Mabes Polri dilibatkan karena Operasi Tinombala di Kabupaten Poso untuk mengejar kelompok teroris Mujahidin Indonesia Timur (MIT) turut melibatkan anggota Korps Brimob Mabes Polri.
Dalam dua bulan terakhir terjadi dua kasus dugaan salah tembak yang diduga dilakukan personel Satuan Tugas Operasi Tinombala di Kabupaten Poso. Kejadian pertama pada awal April 2020 dengan korban Qidam Alfarizky Mofance (20), warga Desa Tambarana, Kecamatan Poso Pesisir Utara. Ia ditembak di sekitar kantor Kepolisian Sektor Poso Pesisir Utara.
Terbaru, pada Selasa (2/6/2020), Syarifuddin (37) dan Firman (16), petani di Desa Kilo, Kecamatan Poso Pesisir Utara, juga diduga ditembak oleh aparat saat beristirahat di pondok kebun kakao. Mereka ditembak karena diduga anggota MIT.
Syafril menyebutkan, tim investigasi sudah melaksanakan sejumlah kegiatan, antara lain olah tempat kejadian, pemeriksaan pasukan, pemeriksaan saksi-saksi, dan rekonstruksi kejadian. Namun, ia tak menjelaskan kapan hasil akan disampaikan kepada publik.
Sebelum Syafril menyampaikan pernyataan resmi terkait penanganan dua kasus tersebut, Polda Sulteng selama ini cenderung tak menerangkan informasi secara terbuka. Saat dua petani tewas pada minggu lalu, hanya Kepala Subbagian Penerangan Masyarakat Komisaris Sugeng Lestari yang memberikan pernyataan singkat. Dia menyatakan kasus tersebut sementara diselidiki, semua pihak diminta bersabar.
Saat dikonfirmasi, Ketua Komnas HAM Perwakilan Sulteng Dedi Askari membenarkan keterlibatan lembaganya dalam pengusutan dua kasus itu. Ia memastikan keterlibatan Komnas HAM agar semua proses berjalan dengan baik dan benar serta adil untuk keluarga korban.
Jika nanti oknum polisi yang diduga terlibat dinyatakan bersalah dalam sidang disiplin dan kode etik, proses selanjutnya harus ke pidana umum. Ia menambahkan, untuk penyelidikan kasus, sejumlah anggota Polri untuk sementara ”dibebastugaskan”.

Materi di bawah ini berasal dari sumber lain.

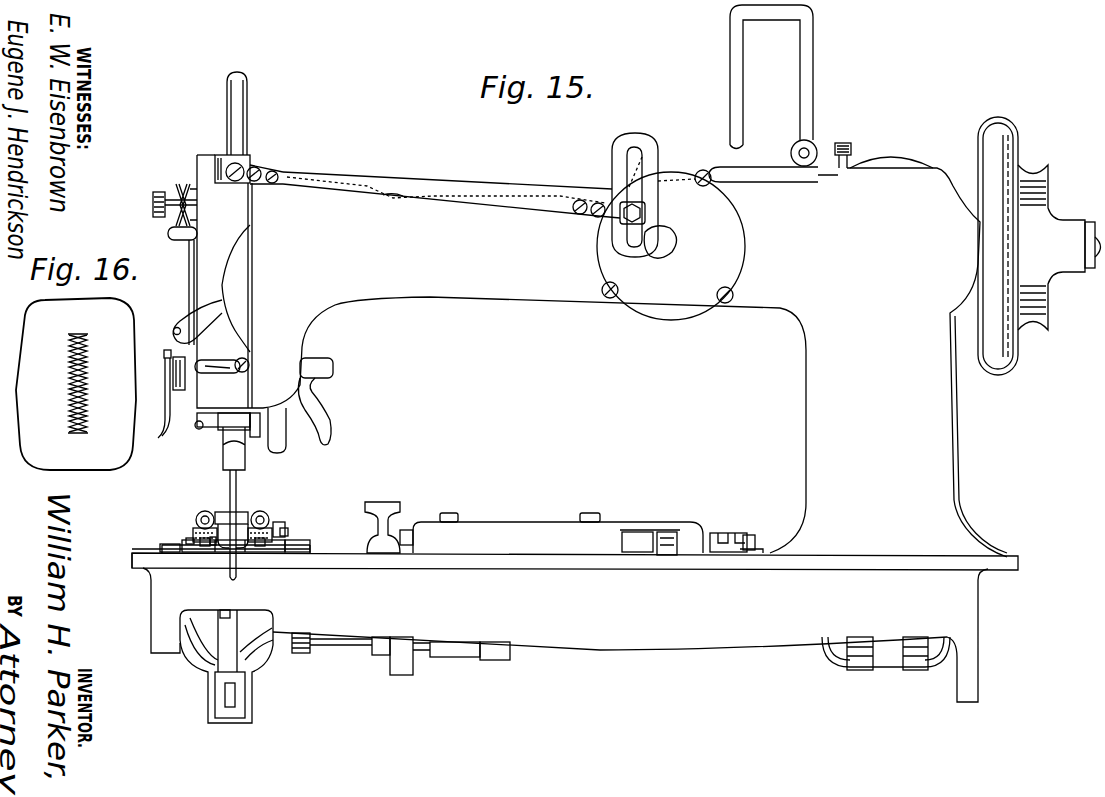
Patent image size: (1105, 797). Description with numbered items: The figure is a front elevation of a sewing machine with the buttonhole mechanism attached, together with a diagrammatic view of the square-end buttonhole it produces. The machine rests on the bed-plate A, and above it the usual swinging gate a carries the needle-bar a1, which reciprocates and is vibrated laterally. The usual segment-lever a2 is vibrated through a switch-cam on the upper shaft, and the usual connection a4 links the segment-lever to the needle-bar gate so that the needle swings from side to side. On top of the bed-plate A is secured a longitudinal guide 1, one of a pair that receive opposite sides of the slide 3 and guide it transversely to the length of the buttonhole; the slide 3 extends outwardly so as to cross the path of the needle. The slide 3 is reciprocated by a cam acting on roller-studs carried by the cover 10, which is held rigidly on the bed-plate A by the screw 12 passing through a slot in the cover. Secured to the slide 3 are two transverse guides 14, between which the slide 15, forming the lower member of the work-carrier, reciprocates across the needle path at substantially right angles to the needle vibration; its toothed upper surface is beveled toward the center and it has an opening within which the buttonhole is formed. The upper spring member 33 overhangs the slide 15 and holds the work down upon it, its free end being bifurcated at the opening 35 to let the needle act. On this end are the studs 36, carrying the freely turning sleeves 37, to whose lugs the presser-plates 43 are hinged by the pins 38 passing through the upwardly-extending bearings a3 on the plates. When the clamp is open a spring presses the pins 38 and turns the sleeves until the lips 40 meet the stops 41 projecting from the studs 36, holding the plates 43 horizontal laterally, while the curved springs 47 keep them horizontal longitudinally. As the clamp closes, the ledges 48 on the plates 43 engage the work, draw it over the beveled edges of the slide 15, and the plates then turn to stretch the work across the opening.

M Akbar dari Tim Pembela Muslim Sulteng, yang mengadvokasi dua kasus tersebut, menyatakan pelibatan Komnas HAM diharapkan membuat terang-benderang kedua kasus tersebut. ”Posisi kami tetap sama dari awal, yakni dua kasus tersebut dilanjutkan ke ranah hukum. Keduanya delik umum, bukan aduan. Muaranya harus ke meja hijau,” katanya.